When revising your resume, keep in mind that it should not exceed two pages in length. Your resume does not need to detail all of your past work experience – that’s what interviews are for. Think of your resume as a personal ad. You have limited space to grab the recruiter’s attention without losing it in the same beat. You don’t want to include so much information that the recruiter thinks they know everything they need to know about you, but you also don’t want to leave out important qualifications at the risk of being overlooked. A good resume finds a balance between essential information and stand-out qualifications.
One of the easiest ways to grab a recruiter’s attention is the overall look of your resume. Consider the position that you’re applying for. A resume for a graphic design position is going look a lot different than a resume for a job in the medial field. Regardless of what job you’re applying for, always present your qualifications in a clean, legible format that is clearly organized. Pay attention to page margins, as well as the alignment of headings and any other format design features, such as bulleted lists.
How you organize your resume will depend on a number of different factors, including your level of education and experience. If you are a recent graduate or applying to a new field, place your education experience first. If you have some relevant experience and have been out of school for more than 5 years, you may want to consider listing your professional qualifications first. For qualified professional with a work history of more than 15 years, it is recommended that you forego a traditional work history layout for a streamlined format that showcases your core competencies and accomplishments.
Your resume is not an essay. Keep your sentences short and to the point. In fact, in many cases you’ll find that fragmented sentences work better than full sentences with regard to summarizing your past work history. Use action verbs to describe your prior responsibilities and/or accomplishments. This eliminates unnecessary length and holds the recruiter’s attention.
I analyzed weekly enrollment reports to determine the effectiveness of the company’s marketing campaigns.
Should be presented as:
Analyzed weekly enrollment reports to determine effectiveness of marketing campaigns
A variety of action verbs with succinct descriptions is extremely effective.

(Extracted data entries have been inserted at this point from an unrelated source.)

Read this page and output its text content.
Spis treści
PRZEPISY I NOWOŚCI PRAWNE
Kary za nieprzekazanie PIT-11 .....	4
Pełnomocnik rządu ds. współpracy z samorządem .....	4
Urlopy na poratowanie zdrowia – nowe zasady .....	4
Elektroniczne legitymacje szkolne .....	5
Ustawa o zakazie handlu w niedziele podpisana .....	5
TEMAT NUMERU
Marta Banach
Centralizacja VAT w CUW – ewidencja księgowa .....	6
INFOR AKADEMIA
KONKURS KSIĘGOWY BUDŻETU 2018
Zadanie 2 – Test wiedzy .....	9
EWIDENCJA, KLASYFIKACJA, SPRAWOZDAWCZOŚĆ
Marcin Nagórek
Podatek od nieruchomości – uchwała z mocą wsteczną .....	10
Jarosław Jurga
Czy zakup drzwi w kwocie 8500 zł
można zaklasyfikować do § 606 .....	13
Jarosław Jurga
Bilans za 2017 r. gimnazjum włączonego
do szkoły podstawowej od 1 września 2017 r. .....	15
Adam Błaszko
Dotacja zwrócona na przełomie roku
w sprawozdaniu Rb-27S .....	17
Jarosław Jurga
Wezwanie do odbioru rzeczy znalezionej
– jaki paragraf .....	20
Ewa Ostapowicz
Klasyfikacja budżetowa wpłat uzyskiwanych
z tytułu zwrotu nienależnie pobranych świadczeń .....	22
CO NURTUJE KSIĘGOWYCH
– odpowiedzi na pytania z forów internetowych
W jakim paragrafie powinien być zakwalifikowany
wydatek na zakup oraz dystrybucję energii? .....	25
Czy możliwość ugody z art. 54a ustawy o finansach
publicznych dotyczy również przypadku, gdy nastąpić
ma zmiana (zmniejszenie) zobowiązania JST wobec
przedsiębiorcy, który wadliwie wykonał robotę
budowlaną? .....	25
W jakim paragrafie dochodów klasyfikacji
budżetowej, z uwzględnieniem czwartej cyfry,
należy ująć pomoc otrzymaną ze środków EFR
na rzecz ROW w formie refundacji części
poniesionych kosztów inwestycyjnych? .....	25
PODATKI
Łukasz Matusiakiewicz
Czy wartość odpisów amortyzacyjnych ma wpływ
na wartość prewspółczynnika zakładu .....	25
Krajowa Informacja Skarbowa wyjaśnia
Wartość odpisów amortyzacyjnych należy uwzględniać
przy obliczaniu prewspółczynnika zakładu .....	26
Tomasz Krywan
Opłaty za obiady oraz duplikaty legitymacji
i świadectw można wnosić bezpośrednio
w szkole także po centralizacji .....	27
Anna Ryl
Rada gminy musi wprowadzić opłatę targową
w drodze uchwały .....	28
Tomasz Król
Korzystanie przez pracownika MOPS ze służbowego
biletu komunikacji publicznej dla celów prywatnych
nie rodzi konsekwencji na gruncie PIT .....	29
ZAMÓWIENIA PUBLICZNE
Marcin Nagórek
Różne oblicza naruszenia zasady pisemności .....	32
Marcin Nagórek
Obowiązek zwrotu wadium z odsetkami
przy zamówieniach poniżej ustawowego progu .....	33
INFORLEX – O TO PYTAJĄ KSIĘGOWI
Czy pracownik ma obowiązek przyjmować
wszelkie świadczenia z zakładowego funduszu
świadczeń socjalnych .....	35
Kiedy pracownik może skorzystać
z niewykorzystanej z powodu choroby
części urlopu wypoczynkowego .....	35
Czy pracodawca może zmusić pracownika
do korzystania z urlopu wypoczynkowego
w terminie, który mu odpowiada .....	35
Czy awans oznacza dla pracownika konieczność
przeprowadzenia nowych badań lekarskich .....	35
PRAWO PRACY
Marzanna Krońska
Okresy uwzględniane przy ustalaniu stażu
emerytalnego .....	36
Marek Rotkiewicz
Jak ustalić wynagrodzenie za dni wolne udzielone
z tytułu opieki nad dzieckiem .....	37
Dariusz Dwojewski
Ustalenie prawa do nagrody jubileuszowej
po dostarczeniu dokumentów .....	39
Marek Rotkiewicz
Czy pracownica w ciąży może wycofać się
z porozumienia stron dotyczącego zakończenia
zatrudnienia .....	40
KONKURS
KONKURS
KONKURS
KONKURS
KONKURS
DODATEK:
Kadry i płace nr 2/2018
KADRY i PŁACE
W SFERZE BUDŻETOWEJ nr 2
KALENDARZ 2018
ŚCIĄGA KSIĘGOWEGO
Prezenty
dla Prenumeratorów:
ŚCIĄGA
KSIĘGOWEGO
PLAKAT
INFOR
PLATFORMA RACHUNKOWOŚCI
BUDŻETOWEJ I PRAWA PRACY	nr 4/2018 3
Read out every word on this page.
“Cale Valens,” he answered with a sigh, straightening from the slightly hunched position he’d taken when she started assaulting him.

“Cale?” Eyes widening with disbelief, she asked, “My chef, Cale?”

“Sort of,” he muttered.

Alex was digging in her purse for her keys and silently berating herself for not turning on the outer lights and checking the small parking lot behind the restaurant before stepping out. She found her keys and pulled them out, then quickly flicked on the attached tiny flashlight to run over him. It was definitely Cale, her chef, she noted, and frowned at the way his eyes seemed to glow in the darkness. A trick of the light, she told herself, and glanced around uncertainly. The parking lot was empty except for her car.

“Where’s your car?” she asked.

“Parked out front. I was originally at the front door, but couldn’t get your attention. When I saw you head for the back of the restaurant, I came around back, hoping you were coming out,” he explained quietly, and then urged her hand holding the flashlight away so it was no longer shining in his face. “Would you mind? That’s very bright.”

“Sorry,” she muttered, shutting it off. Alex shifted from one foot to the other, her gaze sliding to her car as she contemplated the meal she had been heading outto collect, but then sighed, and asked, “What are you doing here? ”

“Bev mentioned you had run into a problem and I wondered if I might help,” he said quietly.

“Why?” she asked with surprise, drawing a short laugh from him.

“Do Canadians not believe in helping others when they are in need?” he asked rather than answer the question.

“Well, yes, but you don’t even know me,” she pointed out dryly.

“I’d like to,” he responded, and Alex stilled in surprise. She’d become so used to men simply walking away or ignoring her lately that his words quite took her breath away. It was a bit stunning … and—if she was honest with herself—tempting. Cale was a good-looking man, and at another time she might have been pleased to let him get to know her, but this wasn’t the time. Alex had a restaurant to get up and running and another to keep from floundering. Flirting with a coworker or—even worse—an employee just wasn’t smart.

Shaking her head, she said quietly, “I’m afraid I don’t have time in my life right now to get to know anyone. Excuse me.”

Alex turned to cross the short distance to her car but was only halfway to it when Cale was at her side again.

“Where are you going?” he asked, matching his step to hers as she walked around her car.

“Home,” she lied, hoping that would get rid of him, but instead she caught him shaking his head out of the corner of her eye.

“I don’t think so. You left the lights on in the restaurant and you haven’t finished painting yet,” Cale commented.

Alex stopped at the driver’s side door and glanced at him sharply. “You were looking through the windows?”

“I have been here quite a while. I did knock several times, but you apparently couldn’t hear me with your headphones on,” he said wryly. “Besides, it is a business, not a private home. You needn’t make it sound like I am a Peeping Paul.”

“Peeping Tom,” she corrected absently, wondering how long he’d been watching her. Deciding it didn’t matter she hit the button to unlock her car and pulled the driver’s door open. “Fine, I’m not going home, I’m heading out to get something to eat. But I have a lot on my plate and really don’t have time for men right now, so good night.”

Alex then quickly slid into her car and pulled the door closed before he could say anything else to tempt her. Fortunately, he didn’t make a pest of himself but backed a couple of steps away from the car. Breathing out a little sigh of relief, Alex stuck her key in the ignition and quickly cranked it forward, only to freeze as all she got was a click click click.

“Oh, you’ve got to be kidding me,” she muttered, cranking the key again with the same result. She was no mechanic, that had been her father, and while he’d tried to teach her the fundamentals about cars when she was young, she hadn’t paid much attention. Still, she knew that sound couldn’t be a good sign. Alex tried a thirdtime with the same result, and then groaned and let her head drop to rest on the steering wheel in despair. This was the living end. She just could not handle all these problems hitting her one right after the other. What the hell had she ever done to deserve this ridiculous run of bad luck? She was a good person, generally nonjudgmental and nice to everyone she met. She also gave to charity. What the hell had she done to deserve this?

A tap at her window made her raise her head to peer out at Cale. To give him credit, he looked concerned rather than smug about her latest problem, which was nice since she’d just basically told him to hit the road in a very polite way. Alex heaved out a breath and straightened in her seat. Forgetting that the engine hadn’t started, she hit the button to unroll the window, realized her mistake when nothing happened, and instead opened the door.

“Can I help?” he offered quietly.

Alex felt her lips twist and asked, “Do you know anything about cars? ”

Structuring your sentences this way allows you to show your accomplishments without getting the reader lost in long, complicated language that is difficult to understand.
Keep in mind that the person reviewing your resume might very well not be qualified for the position you are applying for. Choose your words wisely. Applicants should refrain from using highly technical language. Do not get caught up in the pitfalls of wanting to sound qualified rather than showing that you are qualified. If you’re unsure, ask a friend or family member to proof your resume for readability. Feedback from others can be invaluable and give you a real sense of how you come across in your resume.